Auteur : Desjardins, Martine
Titre : L’évocation
Éditeur : Alto
Collection : Coda
Année : ([2005] 2012)
Éditions ultérieures : Le roman est paru chez Leméac en 2005, réédité chez Alto en 2012.
Désignation générique : Roman (quatrième de couverture)
Quatrième de couverture : « Dans un domaine isolé du canton d’Armagh, à l’est de Québec, l’héritière de la seule mine de sel au pays s’apprête à recevoir l’artisan qui a sculpté, durant dix ans, l’étrange monument funéraire de sa famille.

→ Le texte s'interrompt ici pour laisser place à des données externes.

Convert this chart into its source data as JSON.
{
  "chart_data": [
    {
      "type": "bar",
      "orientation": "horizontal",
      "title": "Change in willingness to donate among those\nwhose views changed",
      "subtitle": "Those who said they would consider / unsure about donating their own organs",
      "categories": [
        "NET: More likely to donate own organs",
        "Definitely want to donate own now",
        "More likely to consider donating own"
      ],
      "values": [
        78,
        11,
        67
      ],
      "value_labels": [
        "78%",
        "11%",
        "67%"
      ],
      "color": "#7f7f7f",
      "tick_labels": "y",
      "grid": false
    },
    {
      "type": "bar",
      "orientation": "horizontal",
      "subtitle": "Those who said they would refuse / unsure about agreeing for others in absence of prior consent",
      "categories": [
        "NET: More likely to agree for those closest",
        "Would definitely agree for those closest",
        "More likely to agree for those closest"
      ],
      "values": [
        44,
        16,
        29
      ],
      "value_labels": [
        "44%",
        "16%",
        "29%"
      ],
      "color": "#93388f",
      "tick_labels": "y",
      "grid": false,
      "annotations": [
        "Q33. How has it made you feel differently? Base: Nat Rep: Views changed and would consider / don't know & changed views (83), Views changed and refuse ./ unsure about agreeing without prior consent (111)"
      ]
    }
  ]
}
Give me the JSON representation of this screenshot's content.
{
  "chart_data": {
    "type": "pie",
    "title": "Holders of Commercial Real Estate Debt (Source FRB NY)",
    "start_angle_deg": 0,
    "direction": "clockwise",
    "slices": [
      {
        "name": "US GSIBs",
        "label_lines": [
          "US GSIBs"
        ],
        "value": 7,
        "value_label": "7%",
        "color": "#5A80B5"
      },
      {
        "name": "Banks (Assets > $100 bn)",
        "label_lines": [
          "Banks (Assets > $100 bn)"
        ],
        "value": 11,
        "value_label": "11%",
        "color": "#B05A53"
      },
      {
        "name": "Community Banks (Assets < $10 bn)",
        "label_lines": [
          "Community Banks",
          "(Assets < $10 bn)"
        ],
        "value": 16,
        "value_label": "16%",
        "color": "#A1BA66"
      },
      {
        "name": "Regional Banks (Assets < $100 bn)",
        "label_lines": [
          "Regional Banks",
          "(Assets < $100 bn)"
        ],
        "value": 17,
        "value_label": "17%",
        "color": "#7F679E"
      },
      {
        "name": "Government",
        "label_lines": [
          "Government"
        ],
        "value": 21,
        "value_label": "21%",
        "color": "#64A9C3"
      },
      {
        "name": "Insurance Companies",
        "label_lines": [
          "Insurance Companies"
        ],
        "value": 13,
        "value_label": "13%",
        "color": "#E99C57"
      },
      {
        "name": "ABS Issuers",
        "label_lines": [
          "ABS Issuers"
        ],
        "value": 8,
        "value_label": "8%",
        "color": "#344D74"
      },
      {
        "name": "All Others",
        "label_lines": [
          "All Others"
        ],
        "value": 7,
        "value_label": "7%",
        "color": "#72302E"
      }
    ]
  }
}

Pendant que les servantes croquent du sucre d’érable en cachette, Lily McEvoy prise du sel en évoquant les ombres de son père, héros de la Conquête, et de sa mère, la « fille du fleuve » aux pieds palmés. C’est au cours d’un souper où les salières sont pleines mais les verres, vides, qu’elle exhumera pour son hôte tous les secrets du passé – un passé cruel qu’il serait aussi dangereux d’oublier que de vénérer. Emporté par une puissante alchimie littéraire où se confondent histoire et légendes, ce roman de l’auteure de Maleficium explore, à travers les vertiges fantasmagoriques de ses personnages, les pièges individuels et collectifs de la mémoire. »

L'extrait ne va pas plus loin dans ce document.